How Google’s DeepMind Tool is Transforming Hurricane Prediction with Rapid Pace
As Tropical Storm Melissa was churning off the coast of Haiti, meteorologist Philippe Papin had confidence it was about to escalate to a major tropical system.
Serving as lead forecaster on duty, he predicted that in a single day the storm would intensify into a severe hurricane and begin a turn towards the Jamaican shoreline. No forecaster had previously made this confident forecast for rapid strengthening.
However, Papin possessed a secret advantage: AI technology in the guise of the tech giant’s recently introduced DeepMind cyclone prediction system – launched for the first time in June. And, as predicted, Melissa did become a system of astonishing strength that tore through Jamaica.
Increasing Reliance on AI Forecasting
Forecasters are increasingly leaning hard on Google DeepMind. On the morning of 25 October, Papin explained in his public discussion that Google’s model was a primary reason for his certainty: “Roughly 40/50 Google DeepMind simulation runs show Melissa becoming a most intense storm. While I am not ready to predict that intensity at this time due to track uncertainty, that is still plausible.
“There is a high probability that a phase of quick strengthening will occur as the system drifts over exceptionally hot sea temperatures which represent the most extreme marine thermal energy in the whole Atlantic basin.”
Outperforming Traditional Models
The AI model is the pioneer AI model focused on tropical cyclones, and now the first to outperform standard meteorological experts at their specialty.
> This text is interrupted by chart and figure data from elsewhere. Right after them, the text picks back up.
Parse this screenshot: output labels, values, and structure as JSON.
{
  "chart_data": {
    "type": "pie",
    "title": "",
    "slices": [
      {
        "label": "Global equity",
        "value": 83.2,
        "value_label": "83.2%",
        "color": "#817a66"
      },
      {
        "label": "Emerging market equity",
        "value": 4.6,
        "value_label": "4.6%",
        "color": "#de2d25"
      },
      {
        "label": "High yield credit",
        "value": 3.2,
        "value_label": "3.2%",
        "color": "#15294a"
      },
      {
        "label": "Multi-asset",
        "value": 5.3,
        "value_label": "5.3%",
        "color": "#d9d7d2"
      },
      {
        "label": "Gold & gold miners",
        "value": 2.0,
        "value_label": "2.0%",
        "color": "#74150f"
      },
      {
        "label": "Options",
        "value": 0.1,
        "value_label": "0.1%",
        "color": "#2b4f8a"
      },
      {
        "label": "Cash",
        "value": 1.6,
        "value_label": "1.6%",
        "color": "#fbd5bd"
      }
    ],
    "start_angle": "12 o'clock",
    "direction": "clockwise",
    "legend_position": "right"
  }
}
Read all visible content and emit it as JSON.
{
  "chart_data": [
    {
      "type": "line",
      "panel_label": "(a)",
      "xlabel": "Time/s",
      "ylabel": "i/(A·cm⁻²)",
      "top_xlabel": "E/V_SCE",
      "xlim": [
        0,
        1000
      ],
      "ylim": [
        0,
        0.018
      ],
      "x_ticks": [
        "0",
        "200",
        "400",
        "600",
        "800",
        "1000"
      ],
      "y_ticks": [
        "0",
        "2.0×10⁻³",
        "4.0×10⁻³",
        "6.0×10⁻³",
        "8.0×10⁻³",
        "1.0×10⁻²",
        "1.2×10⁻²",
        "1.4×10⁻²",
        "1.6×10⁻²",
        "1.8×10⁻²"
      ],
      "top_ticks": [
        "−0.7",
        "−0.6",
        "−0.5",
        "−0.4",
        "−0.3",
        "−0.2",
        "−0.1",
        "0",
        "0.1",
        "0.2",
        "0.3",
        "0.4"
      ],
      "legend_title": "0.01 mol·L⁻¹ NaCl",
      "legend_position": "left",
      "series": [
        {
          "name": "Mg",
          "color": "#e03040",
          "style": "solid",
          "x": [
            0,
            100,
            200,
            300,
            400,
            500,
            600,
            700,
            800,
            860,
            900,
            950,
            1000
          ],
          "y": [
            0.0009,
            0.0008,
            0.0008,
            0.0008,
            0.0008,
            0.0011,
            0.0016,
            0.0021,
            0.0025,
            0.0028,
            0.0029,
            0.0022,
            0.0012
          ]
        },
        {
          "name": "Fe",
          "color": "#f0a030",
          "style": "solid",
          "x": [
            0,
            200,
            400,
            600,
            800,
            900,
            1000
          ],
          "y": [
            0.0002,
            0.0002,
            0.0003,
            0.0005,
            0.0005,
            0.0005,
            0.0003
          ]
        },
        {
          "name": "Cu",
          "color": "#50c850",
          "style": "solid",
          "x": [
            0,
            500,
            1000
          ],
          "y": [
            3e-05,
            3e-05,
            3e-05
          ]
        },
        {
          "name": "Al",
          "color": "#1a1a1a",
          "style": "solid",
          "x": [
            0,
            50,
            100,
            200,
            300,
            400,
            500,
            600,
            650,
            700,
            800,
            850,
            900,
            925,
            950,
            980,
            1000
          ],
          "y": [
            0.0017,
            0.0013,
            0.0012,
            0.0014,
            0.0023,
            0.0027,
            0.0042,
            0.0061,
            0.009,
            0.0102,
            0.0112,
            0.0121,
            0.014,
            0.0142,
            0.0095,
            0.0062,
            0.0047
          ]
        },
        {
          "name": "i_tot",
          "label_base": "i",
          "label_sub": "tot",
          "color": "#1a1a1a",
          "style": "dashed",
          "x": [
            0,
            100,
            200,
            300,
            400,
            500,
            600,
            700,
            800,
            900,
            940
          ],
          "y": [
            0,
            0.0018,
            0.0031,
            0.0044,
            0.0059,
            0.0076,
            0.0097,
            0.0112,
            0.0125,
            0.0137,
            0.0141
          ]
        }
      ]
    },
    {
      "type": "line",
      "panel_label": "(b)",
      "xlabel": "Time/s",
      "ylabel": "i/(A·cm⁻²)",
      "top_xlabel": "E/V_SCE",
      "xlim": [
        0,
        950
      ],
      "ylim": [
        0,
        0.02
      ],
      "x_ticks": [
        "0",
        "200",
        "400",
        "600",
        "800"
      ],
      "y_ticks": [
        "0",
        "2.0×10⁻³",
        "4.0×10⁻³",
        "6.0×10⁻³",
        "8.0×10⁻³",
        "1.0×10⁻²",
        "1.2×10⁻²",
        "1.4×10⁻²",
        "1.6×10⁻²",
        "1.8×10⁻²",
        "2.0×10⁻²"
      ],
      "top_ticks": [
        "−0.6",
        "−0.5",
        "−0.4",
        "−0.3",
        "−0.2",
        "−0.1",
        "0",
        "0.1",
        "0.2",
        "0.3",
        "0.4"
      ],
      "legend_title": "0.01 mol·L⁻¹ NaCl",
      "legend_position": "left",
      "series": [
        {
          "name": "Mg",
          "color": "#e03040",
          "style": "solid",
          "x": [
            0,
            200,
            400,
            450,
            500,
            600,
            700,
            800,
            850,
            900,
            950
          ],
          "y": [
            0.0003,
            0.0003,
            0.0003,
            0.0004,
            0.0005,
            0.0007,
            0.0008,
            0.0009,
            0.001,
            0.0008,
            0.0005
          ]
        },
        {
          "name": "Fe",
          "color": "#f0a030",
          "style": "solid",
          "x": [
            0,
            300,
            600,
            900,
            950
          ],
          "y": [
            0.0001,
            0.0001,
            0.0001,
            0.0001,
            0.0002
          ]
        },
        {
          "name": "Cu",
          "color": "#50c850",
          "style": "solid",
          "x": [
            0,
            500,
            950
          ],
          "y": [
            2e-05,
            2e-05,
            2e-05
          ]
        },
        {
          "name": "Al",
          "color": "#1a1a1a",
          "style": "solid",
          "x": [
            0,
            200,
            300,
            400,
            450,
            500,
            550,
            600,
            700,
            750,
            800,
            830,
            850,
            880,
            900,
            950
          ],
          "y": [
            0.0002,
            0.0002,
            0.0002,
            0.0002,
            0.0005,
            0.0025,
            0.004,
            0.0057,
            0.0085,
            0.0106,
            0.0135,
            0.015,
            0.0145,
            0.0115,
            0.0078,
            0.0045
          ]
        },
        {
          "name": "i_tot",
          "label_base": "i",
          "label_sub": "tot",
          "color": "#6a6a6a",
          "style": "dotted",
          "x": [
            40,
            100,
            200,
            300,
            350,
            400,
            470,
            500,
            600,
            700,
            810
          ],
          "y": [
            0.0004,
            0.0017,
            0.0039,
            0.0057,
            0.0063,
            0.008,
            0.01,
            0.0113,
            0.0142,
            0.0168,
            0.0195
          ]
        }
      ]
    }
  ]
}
Through all tropical systems this season, Google’s model is top-performing – surpassing experts on path forecasts.
Melissa eventually made landfall in Jamaica at maximum strength, among the most powerful landfalls ever documented in nearly two centuries of record-keeping across the Atlantic basin. The confident prediction likely gave residents extra time to get ready for the disaster, possibly saving people and assets.
The Way The System Functions
Google’s model operates through spotting patterns that conventional lengthy physics-based prediction systems may overlook.
“They do it far faster than their physics-based cousins, and the computing power is less expensive and demanding,” said Michael Lowry, a ex forecaster.
“This season’s events has proven in short order is that the recent artificial intelligence systems are competitive with and, in some cases, superior than the less rapid traditional weather models we’ve relied upon,” Lowry added.
Clarifying AI Technology
It’s important to note, the system is an instance of AI training – a method that has been used in data-heavy sciences like meteorology for a long time – and is not creative artificial intelligence like ChatGPT.
AI training takes mounds of data and pulls out patterns from them in a such a way that its system only requires minutes to come up with an answer, and can operate on a desktop computer – in sharp difference to the primary systems that governments have used for decades that can take hours to run and need some of the biggest supercomputers in the world.
Professional Responses and Upcoming Developments
Still, the fact that the AI could exceed previous top-tier legacy models so rapidly is truly remarkable to weather scientists who have spent their careers trying to predict the most intense weather systems.
“I’m impressed,” said James Franklin, a former expert. “The data is sufficient that it’s pretty clear this is not a case of chance.”
He noted that although the AI is outperforming all other models on forecasting the trajectory of hurricanes globally this year, like many AI models it occasionally gets extreme strength forecasts wrong. It struggled with Hurricane Erin previously, as it was also undergoing quick strengthening to category 5 above the Caribbean.
During the next break, he stated he intends to talk with Google about how it can make the DeepMind output more useful for forecasters by providing additional internal information they can use to assess exactly why it is producing its conclusions.
“A key concern that troubles me is that while these predictions appear really, really good, the results of the system is kind of a opaque process,” said Franklin.
Broader Sector Developments
Historically, no a commercial entity that has produced a top-level forecasting system which grants experts a view of its methods – in contrast to most systems which are provided free to the general audience in their entirety by the authorities that designed and maintain them.
The company is not alone in adopting AI to solve difficult weather forecasting problems. The authorities are developing their respective artificial intelligence systems in the development phase – which have demonstrated better performance over earlier non-AI versions.
The next steps in artificial intelligence predictions seem to be new firms taking swings at formerly tough-to-solve problems such as sub-seasonal outlooks and better early alerts of tornado outbreaks and flash flooding – and they have secured US government funding to do so. A particular firm, WindBorne Systems, is also deploying its own weather balloons to address deficiencies in the US weather-observing network.